Winning ideas for the Innovation Competition have included: a plan to reclaim mountaintops by using switchgrass that can then become fuel, a device that detects poisonous gasses from slurry, and FuturFry—a deep fryer that could save restaurants up to 40 percent on annual cooking oil costs.
“From our Innovation Competition, it is clear that curiosity and ingenuity are alive and well in Kentucky and Ireland, and now we have the opportunity through the Lyons’ Den Innovation Fund to empower people to make their ideas a reality and oil these regions’ economic engines,” Lyons said in a press release announcing the fund on Monday.
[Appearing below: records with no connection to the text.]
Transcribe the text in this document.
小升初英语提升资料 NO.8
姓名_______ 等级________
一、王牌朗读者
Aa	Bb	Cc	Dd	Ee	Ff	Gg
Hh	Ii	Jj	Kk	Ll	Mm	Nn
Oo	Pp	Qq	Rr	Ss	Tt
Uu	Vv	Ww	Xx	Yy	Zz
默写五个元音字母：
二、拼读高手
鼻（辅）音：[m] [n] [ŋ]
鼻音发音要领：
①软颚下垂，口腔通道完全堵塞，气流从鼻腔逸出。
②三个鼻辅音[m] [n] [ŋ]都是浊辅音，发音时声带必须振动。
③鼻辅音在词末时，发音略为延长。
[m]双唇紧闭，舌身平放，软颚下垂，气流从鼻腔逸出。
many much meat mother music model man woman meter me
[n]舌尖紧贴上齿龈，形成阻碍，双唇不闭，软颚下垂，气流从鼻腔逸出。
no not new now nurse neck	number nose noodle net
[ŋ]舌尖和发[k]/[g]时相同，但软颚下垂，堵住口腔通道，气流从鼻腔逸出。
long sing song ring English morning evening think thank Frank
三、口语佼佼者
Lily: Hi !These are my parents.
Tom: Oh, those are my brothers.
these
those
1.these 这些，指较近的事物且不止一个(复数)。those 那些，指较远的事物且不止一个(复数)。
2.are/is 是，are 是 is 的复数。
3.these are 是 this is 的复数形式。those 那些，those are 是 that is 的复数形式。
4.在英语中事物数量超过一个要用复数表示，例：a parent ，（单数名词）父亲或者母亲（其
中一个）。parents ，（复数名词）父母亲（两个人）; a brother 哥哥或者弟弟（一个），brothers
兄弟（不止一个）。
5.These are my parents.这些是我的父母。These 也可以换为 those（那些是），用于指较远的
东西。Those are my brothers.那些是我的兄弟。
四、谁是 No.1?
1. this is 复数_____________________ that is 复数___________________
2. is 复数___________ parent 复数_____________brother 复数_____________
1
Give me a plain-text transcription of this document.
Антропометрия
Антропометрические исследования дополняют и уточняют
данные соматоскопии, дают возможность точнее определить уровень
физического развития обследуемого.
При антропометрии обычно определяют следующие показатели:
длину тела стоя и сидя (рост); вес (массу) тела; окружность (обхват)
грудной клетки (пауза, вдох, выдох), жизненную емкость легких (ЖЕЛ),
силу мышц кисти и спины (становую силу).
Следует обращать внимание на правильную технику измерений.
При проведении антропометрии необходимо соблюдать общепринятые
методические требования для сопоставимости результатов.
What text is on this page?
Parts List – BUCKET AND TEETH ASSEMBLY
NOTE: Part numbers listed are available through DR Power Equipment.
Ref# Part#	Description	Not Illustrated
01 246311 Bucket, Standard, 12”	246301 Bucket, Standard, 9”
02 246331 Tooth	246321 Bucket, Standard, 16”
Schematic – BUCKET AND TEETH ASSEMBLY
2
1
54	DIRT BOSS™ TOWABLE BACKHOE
He added these contests exist specifically to create jobs.
The winner of Kentucky’s 2014 Alltech Innovation Competition was the University of Louisville team Trifecta Cooking Equipment, LLC, which patented the FuturFry deep fryer.
Alltech was founded in 1980 by Lyons, and currently has over 3,000 employees, and is located in 128 countries. The firm’s primary mission is to improve the health and nutrition of people, plants and animals through adding materials to food and feed through the use of yeast fermentation, enzyme technology, algae and nutrigenomics. It claims an annual growth rate of 20-25 percent, and close to $1 billion in annual sales.